Çoğu zaman, kurucu belgeler, tek yürütme organının (başkanın) belirli bir süre için seçildiğine dair bir gösterge içerir. Bu organın belirsiz bir süre için seçildiğine dair gösterge oldukça nadirdir. Her durumda, toplantı sekreteri tarafından onaylanan başkanın seçim tutanaklarından bir alıntı talep edilmesi tavsiye edilir. Vergi makamlarından karşı tarafın başkanı hakkında ilgili bilgileri talep etmek gereksiz görünmüyor - Birleşik Devlet Tüzel Kişiler Sicilinden bir alıntı. Tüzük bir süre sınırı belirlerse, görev süresinin dolup dolmadığını netleştirmek gerekir. Aksi halde bu durum, sözleşmeyi imzalayan kişinin bu yetkiye sahip olmadığının anlaşılmasına ve sözleşme kapsamında kendisinin yükümlü olmasına yol açabilir.

Belirli faaliyet türlerinin uygulanması için (faaliyetin bir tüzel kişinin veya bireysel bir girişimcinin kendi ihtiyaçlarını karşılamak için yürütüldüğü durumlar hariç), özel bir izin - bir lisans gereklidir.

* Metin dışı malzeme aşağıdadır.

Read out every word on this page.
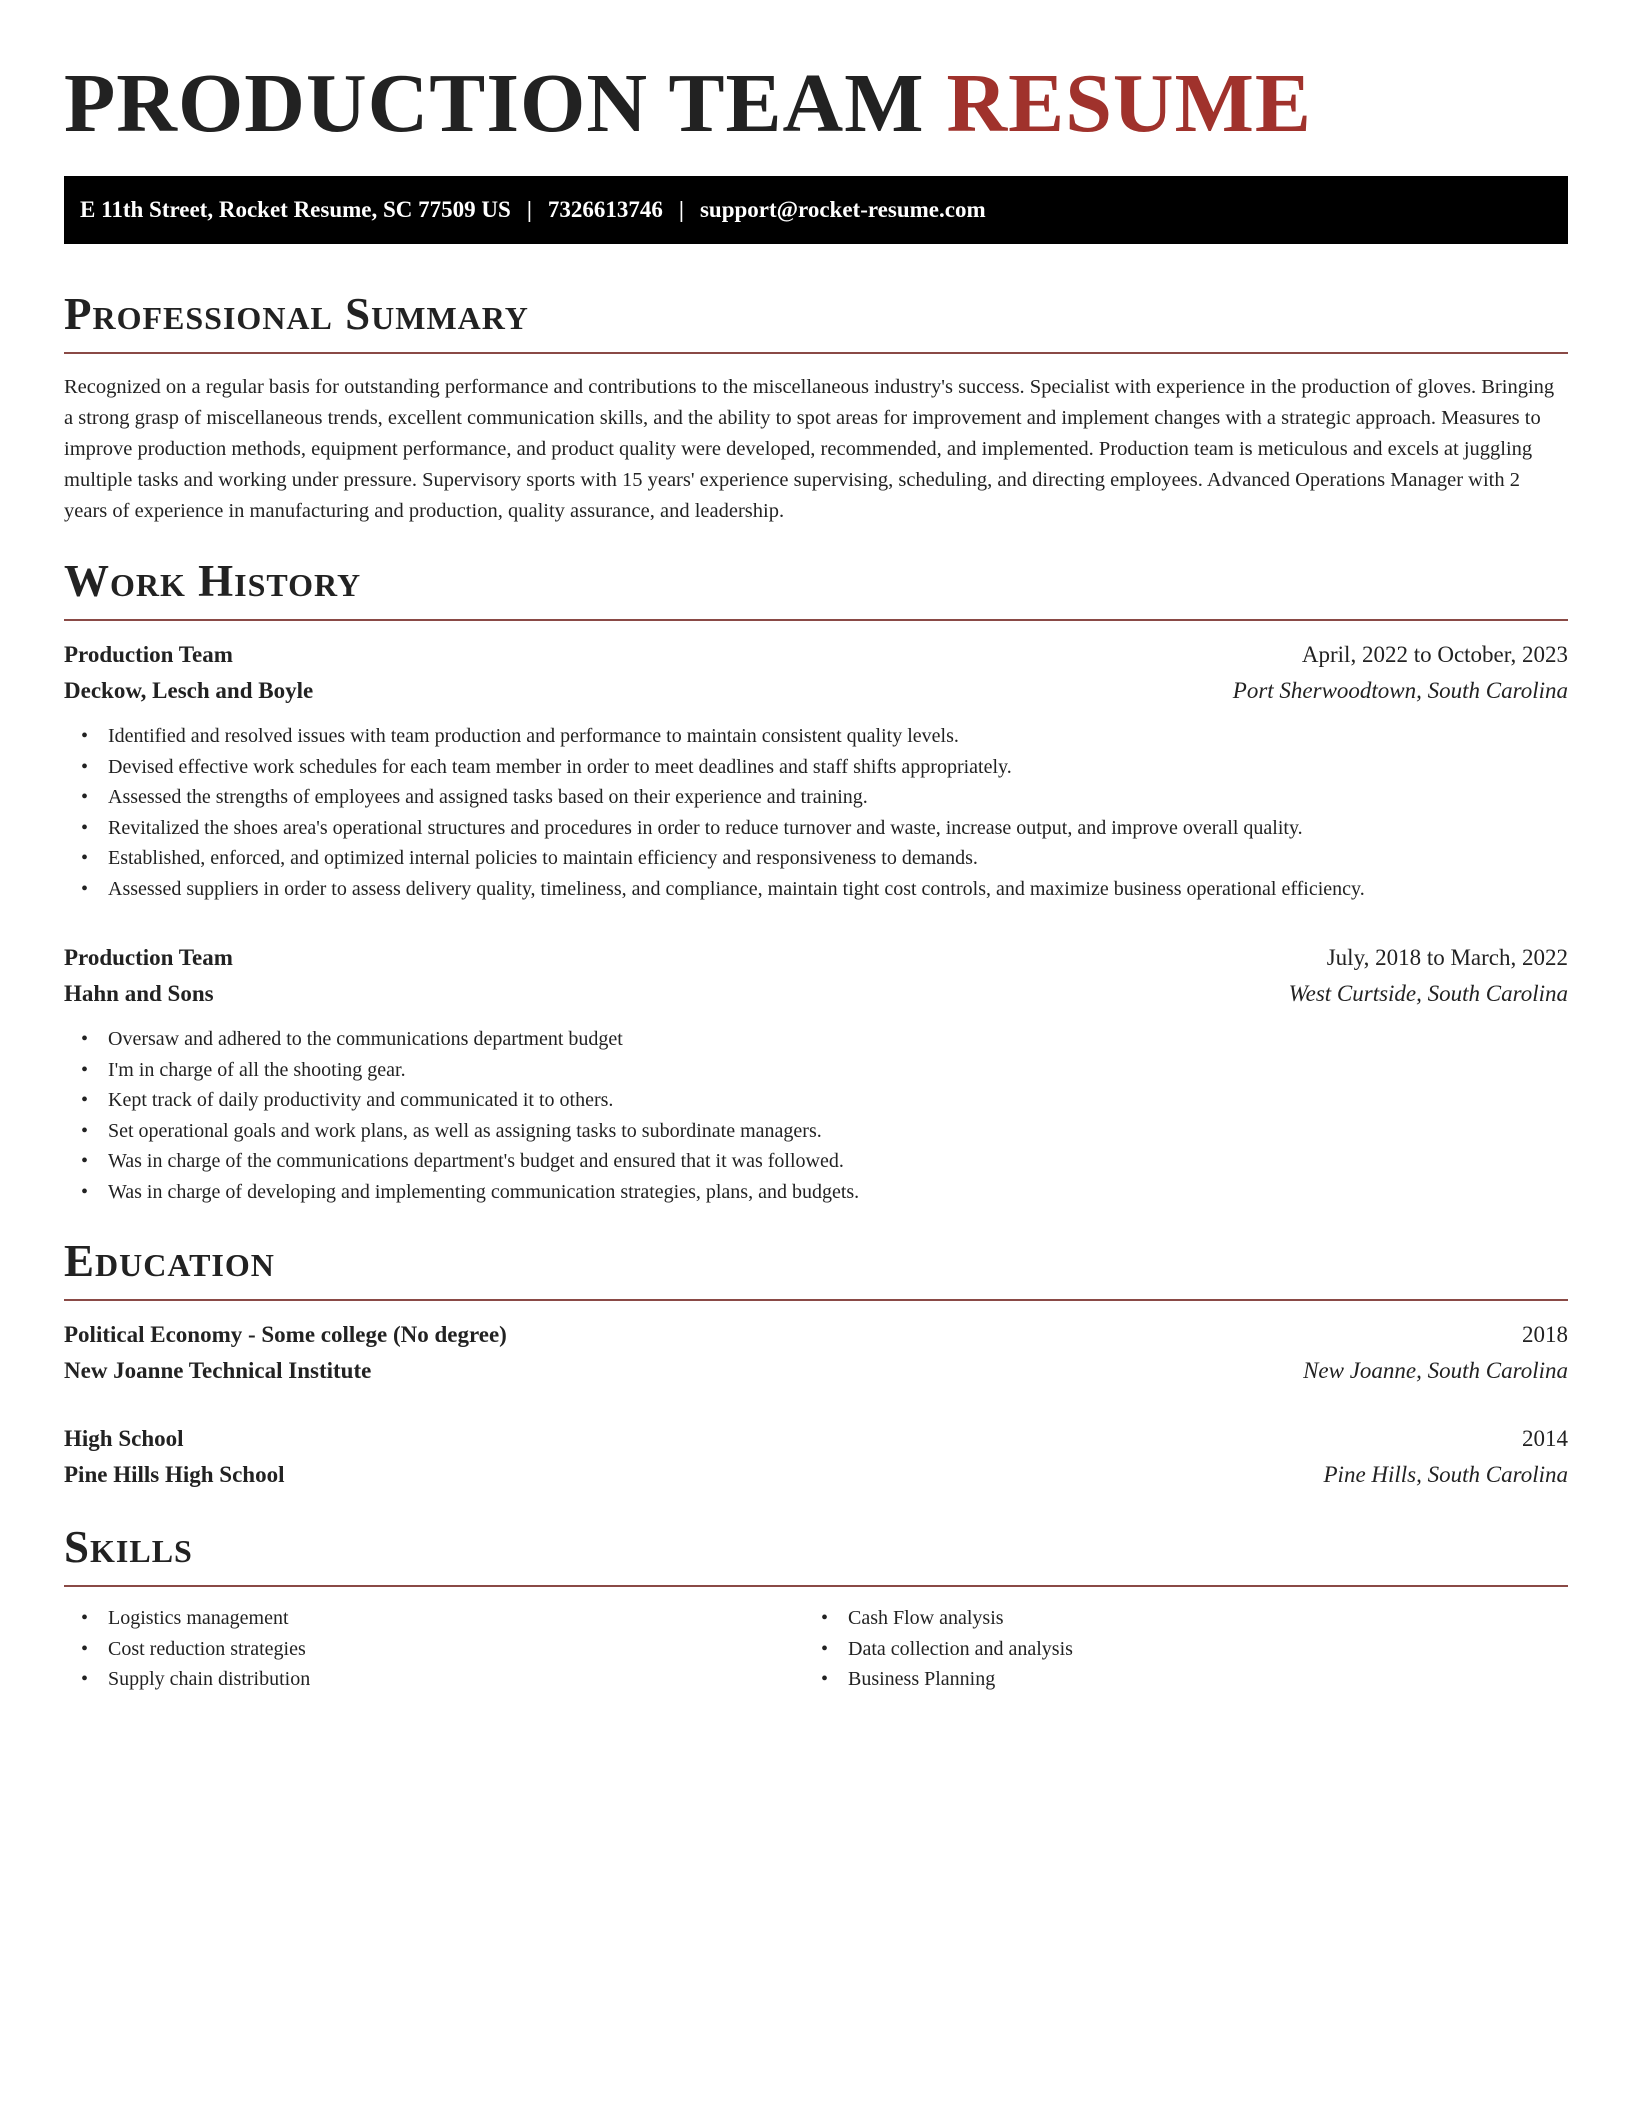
PRODUCTION TEAM RESUME
E 11th Street, Rocket Resume, SC 77509 US | 7326613746 | support@rocket-resume.com
Professional Summary

Recognized on a regular basis for outstanding performance and contributions to the miscellaneous industry's success. Specialist with experience in the production of gloves. Bringing a strong grasp of miscellaneous trends, excellent communication skills, and the ability to spot areas for improvement and implement changes with a strategic approach. Measures to improve production methods, equipment performance, and product quality were developed, recommended, and implemented. Production team is meticulous and excels at juggling multiple tasks and working under pressure. Supervisory sports with 15 years' experience supervising, scheduling, and directing employees. Advanced Operations Manager with 2 years of experience in manufacturing and production, quality assurance, and leadership.

Work History
Production Team	April, 2022 to October, 2023
Deckow, Lesch and Boyle	Port Sherwoodtown, South Carolina
• Identified and resolved issues with team production and performance to maintain consistent quality levels.
• Devised effective work schedules for each team member in order to meet deadlines and staff shifts appropriately.
• Assessed the strengths of employees and assigned tasks based on their experience and training.
• Revitalized the shoes area's operational structures and procedures in order to reduce turnover and waste, increase output, and improve overall quality.
• Established, enforced, and optimized internal policies to maintain efficiency and responsiveness to demands.
• Assessed suppliers in order to assess delivery quality, timeliness, and compliance, maintain tight cost controls, and maximize business operational efficiency.
Production Team	July, 2018 to March, 2022
Hahn and Sons	West Curtside, South Carolina
• Oversaw and adhered to the communications department budget
• I'm in charge of all the shooting gear.
• Kept track of daily productivity and communicated it to others.
• Set operational goals and work plans, as well as assigning tasks to subordinate managers.
• Was in charge of the communications department's budget and ensured that it was followed.
• Was in charge of developing and implementing communication strategies, plans, and budgets.
Education
Political Economy - Some college (No degree)	2018
New Joanne Technical Institute	New Joanne, South Carolina
High School	2014
Pine Hills High School	Pine Hills, South Carolina
Skills
• Logistics management
• Cost reduction strategies
• Supply chain distribution
• Cash Flow analysis
• Data collection and analysis
• Business Planning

Bu tür faaliyetlerin listesi, 8 Ağustos 2001 tarih ve 128-FZ sayılı “Belirli Faaliyet Türlerinin Lisanslanması Hakkında” Federal Kanunun 17. Maddesinde verilmiştir. Kuruluşun yürütme organı veya temsilcisi tarafından uygun bir izin (lisans) olmadan faaliyet yürütme kararının kabul edilmesi, sonunda bu tür faaliyetlerin uygulanmasına ilişkin tüm işlemlerin geçersiz olmasına yol açacaktır.

Rusya Federasyonu Medeni Kanunu'nun 173. maddesine göre, “Tüzel kişi tarafından ilgili faaliyette bulunma yetkisine sahip olmayan bir kişi tarafından yapılan bir işlem, diğer tarafın diğer tarafın bunu kanıtlaması halinde mahkeme tarafından geçersiz ilan edilebilir. işlemin yasa dışı olduğunu biliyordu veya açıkça bilmesi gerekiyordu.

Başka bir deyişle, lisanssız yapılan bir işlem geçersizdir, yani yalnızca mahkeme kararıyla geçersiz ilan edilebilir (Rusya Federasyonu Medeni Kanunu'nun 166. maddesinin 1. fıkrası). Aynı zamanda, mahkeme tarafından geçersiz ilan edilinceye kadar uygun hukuki sonuçlara yol açar ve vergi dairesi, işlem kapsamında yapılan harcamaları yasaya aykırı ve giderlere atfedilemez olarak kabul etme hakkına sahip değildir. gelir vergisi amaçlı.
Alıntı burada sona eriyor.